Maybe China’s war on smog will turn out better than the U.S. wars on drugs and poverty. Meanwhile, one Chinese company has figured out a good way to cash in on the pollution fight. Ctrip.com International, a Shanghai-based company that sells plane tickets and airline reservations online, is teaming up with one of the country’s top insurers to offer travelers some peace of mind: Worried about not being able to breathe during your next visit to Beijing or Shanghai? Buy smog insurance.

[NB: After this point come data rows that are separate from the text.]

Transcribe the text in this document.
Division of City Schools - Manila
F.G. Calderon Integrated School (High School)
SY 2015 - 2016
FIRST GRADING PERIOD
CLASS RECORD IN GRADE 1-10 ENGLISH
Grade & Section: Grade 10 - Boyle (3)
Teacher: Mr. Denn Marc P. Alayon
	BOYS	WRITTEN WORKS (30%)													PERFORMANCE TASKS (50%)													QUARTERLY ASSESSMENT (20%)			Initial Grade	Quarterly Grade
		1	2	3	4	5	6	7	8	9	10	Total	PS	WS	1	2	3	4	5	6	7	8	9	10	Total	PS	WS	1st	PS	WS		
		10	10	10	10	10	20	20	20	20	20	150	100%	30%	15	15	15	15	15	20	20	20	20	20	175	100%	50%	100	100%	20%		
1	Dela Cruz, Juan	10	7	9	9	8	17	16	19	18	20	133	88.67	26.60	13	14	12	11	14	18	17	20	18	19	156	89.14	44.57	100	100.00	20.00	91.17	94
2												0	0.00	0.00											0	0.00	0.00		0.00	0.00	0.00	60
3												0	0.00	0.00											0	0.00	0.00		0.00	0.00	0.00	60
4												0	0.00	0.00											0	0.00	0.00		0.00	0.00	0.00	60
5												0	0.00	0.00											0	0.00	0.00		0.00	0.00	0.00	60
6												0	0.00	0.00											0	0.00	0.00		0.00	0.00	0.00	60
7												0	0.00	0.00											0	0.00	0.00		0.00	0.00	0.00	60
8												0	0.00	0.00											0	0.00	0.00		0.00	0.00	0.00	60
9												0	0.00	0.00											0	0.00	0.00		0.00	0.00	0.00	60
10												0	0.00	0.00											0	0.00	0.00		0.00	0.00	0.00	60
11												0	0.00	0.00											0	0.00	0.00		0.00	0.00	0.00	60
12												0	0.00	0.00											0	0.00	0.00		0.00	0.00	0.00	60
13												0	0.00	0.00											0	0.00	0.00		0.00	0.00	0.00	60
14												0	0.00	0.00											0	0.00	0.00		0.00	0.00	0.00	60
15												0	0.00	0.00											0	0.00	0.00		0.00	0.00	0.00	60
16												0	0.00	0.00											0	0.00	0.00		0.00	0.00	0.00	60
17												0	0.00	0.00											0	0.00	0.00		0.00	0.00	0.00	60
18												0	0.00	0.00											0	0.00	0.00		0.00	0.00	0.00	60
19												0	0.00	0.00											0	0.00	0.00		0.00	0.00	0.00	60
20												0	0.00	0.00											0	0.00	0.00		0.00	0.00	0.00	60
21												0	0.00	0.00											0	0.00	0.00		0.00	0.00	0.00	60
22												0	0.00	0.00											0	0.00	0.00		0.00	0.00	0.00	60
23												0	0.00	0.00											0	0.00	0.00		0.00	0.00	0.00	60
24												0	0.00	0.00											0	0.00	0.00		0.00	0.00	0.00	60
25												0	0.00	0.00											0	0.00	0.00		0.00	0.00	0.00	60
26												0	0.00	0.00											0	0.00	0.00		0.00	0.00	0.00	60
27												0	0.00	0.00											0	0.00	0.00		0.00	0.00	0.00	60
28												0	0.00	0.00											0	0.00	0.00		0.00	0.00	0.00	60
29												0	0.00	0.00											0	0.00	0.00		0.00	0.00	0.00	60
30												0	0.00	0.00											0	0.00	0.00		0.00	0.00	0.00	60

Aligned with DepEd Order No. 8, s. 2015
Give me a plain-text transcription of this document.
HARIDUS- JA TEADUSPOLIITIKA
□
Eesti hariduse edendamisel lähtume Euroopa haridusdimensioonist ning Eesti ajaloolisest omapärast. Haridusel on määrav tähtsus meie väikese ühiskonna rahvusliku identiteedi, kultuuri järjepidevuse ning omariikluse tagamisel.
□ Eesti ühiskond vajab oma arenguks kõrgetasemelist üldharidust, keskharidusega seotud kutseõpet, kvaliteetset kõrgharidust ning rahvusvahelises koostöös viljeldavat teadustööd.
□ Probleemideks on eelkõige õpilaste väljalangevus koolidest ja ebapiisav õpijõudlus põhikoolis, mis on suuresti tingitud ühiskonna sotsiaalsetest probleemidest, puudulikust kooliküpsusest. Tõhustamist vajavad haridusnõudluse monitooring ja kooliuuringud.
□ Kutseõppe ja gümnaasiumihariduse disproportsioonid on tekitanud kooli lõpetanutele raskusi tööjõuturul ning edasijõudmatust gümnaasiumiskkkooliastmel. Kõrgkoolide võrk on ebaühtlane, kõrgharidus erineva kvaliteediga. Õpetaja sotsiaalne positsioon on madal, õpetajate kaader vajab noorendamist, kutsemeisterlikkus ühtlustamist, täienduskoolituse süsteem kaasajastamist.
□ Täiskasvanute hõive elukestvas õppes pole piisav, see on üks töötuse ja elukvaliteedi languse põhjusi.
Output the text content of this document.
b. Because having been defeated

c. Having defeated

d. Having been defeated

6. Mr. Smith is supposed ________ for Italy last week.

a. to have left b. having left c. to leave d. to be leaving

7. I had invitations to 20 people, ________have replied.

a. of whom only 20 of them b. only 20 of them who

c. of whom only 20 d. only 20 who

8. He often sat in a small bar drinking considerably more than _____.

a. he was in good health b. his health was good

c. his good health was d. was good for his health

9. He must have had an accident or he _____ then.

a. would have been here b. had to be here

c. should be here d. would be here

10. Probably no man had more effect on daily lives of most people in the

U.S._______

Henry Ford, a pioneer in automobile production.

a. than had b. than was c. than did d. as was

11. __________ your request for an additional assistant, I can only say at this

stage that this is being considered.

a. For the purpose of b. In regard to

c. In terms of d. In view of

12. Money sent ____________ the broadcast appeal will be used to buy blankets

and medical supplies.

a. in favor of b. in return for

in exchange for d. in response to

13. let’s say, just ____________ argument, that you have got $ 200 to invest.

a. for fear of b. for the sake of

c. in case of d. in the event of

Here’s how it works, according to a report in the official China Daily newspaper. (Ctrip didn’t respond to a request for comment from Bloomberg Businessweek.) Visitors to six Chinese cities—including Beijing, Shanghai and Guangzhou—who book their tickets via Ctrip can pay up to 15 yuan ($2.42) for what the China Daily euphemistically calls “haze insurance.” If the air turns out to cross a certain threshold (it varies from city to city), travelers can get some money back. “The tourist can claim the compensation by providing an identity card, a compensation application form and an itinerary copy,” the newspaper helpfully explains. “Haze and smog have become a huge concern for Chinese people. Ctrip designed the insurance product to make up for any loss tourists suffer from pollution as well as to provide a better travel experience.”
Chinese travelers shouldn’t take off their face masks and shout for joy just yet. The maximum amount Ctrip and its partner, Ping An Insurance, will pay out is just 50 yuan (a whopping $8.07) per person, per day, for trips that last no more than a week. Even in China, which isn’t as expensive as the U.S., 50 yuan doesn’t get you far.
Still, smog insurance is probably a smart move by Ctrip, which faces growing competition. After dominating the market for years, it confronts a tough challenge from Qunar (which roughly translates as “Where To Go?”), a company controlled by search giant Baidu (BIDU). With support from China’s most popular search engine, Qunar can count on getting clicks from would-be travelers searching on Baidu for deals.
So far, Ctrip doesn’t have ties to either of the other members of Chinese Cyberspace’s Big Three, Tencent (700:HK) and Alibaba. A deal is possible, especially since Alibaba, which wants to capitalize on the growing popularity of mobile commerce, is getting ready for an initial public offering and has been busy gobbling up smaller companies.
For now, Ctrip is relying on promotions and gimmicks such as lucky draws, cash rebates, flash sales, and free gifts to stand out from the pack. “As the undisputed leader, [Ctrip] is a business with breadth and depth,” wrote Brean Capital analysts Fawne Jiang, Long Lin, and Anne Shih in a report published on Feb. 13. “The company is investing for long-term growth on the back of its solid fundamentals.” The government may have declared war on pollution, but as Ctrip looks for long-term growth opportunities, Chinese smog is probably a safe bet.